Effects of lidocaine and esmolol infusions on hemodynamic changes, analgesic requirement, and recovery in laparoscopic cholecystectomy operations.
Braz J Anesthesiol. 2016 Mar-Apr;66(2):145-50. doi: 10.1016/j.bjane.2014.08.005. Epub 2014 Nov 27.

・著者らは、リドカインとエスモロール注入が腹腔鏡下胆嚢摘出術の術中の血行動態の変化、術中術後の鎮痛薬必要量、回復に及ぼす効果を比較した。

・第 1 群(n=30)は 1.5mg/kg/分の速度で IV リドカインの注入を、第 2 群(n=30)は 1mg/kg/分の速度でエスモロールの静脈内注入を受けた。血行動態変化、術中術後の鎮痛薬必要量、回復特性を評価した。
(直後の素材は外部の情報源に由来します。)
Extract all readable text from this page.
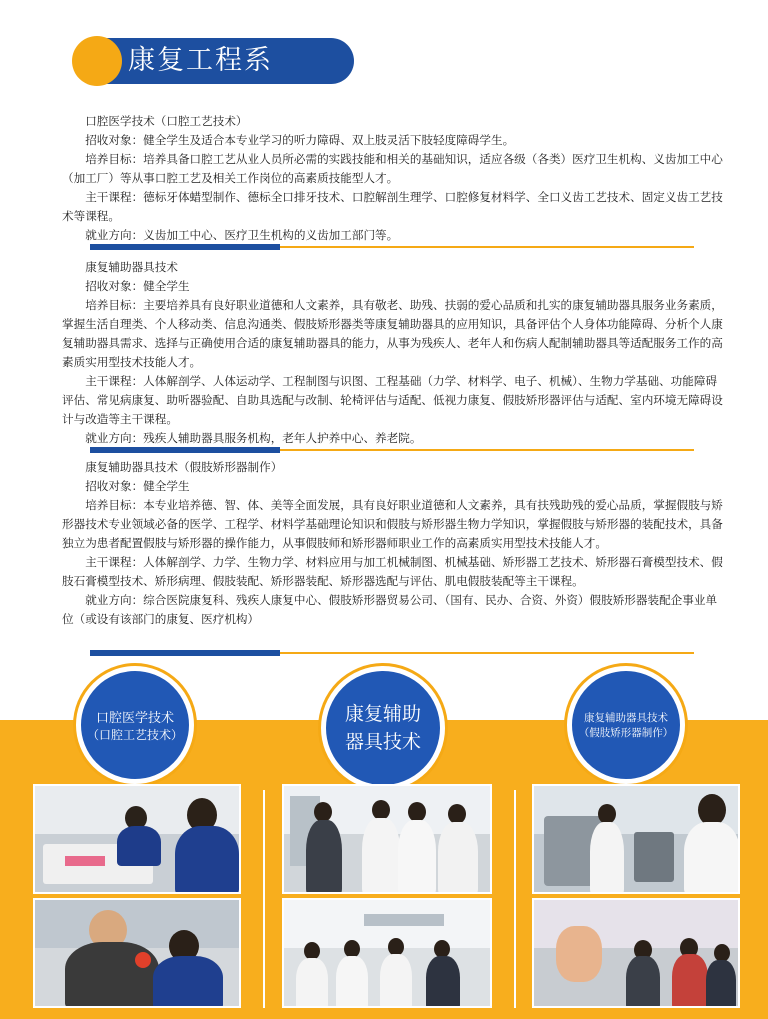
康复工程系

口腔医学技术（口腔工艺技术）

招收对象：健全学生及适合本专业学习的听力障碍、双上肢灵活下肢轻度障碍学生。

培养目标：培养具备口腔工艺从业人员所必需的实践技能和相关的基础知识，适应各级（各类）医疗卫生机构、义齿加工中心（加工厂）等从事口腔工艺及相关工作岗位的高素质技能型人才。

主干课程：德标牙体蜡型制作、德标全口排牙技术、口腔解剖生理学、口腔修复材料学、全口义齿工艺技术、固定义齿工艺技术等课程。

就业方向：义齿加工中心、医疗卫生机构的义齿加工部门等。

康复辅助器具技术

招收对象：健全学生

培养目标：主要培养具有良好职业道德和人文素养，具有敬老、助残、扶弱的爱心品质和扎实的康复辅助器具服务业务素质，掌握生活自理类、个人移动类、信息沟通类、假肢矫形器类等康复辅助器具的应用知识，具备评估个人身体功能障碍、分析个人康复辅助器具需求、选择与正确使用合适的康复辅助器具的能力，从事为残疾人、老年人和伤病人配制辅助器具等适配服务工作的高素质实用型技术技能人才。

主干课程：人体解剖学、人体运动学、工程制图与识图、工程基础（力学、材料学、电子、机械）、生物力学基础、功能障碍评估、常见病康复、助听器验配、自助具选配与改制、轮椅评估与适配、低视力康复、假肢矫形器评估与适配、室内环境无障碍设计与改造等主干课程。

就业方向：残疾人辅助器具服务机构，老年人护养中心、养老院。

康复辅助器具技术（假肢矫形器制作）

招收对象：健全学生

培养目标：本专业培养德、智、体、美等全面发展，具有良好职业道德和人文素养，具有扶残助残的爱心品质，掌握假肢与矫形器技术专业领域必备的医学、工程学、材料学基础理论知识和假肢与矫形器生物力学知识，掌握假肢与矫形器的装配技术，具备独立为患者配置假肢与矫形器的操作能力，从事假肢师和矫形器师职业工作的高素质实用型技术技能人才。

主干课程：人体解剖学、力学、生物力学、材料应用与加工机械制图、机械基础、矫形器工艺技术、矫形器石膏模型技术、假肢石膏模型技术、矫形病理、假肢装配、矫形器装配、矫形器选配与评估、肌电假肢装配等主干课程。

就业方向：综合医院康复科、残疾人康复中心、假肢矫形器贸易公司、（国有、民办、合资、外资）假肢矫形器装配企事业单位（或设有该部门的康复、医疗机构）

口腔医学技术
（口腔工艺技术）
康复辅助
器具技术
康复辅助器具技术
（假肢矫形器制作）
・リドカイン群では、収縮期動脈血圧値は、麻酔導入後と外科的切開 20 分後で低かった(p<0.05)。覚醒時間は、エスモロール群の方が短かった(P<0.001)。抜管後 10 分でのラムゼイ鎮静スケールスコアはエスモロール群の方が低かった(P<0.05)。回復期間中の全ての測定時点での修正 Aldrete スコアは、リドカイン群の方が比較的低かった(P<0.05)。修正 Aldrete スコア≧9 点を達成する時間は、リドカイン群の方が長かった(P<0.01)。術後安静時と体動時の VAS スコアは抜管後 10 分と 20 分でリドカイン群の方が高かった(それぞれ、P<0.05、P<0.01)。鎮痛補助薬はリドカイン群の方が必要頻度が少なかった(P<0.01)。

・腹腔鏡下胆嚢摘出術では、リドカインの注入は、抜管に対する反応の抑制、長期的には、術後の追加鎮痛剤の必要性に関してエスモロール注入を超える優位性を持っていたのに対して、エスモロールの方は麻酔からの迅速な回復、早期の術後痛の抑制、MAR スコア 9 点に到達するまでの時間が短かい点で有利であった。

[!]:リドカイン注入よりもエスモロール注入の方が術後早期の疼痛が少ない点が面白い。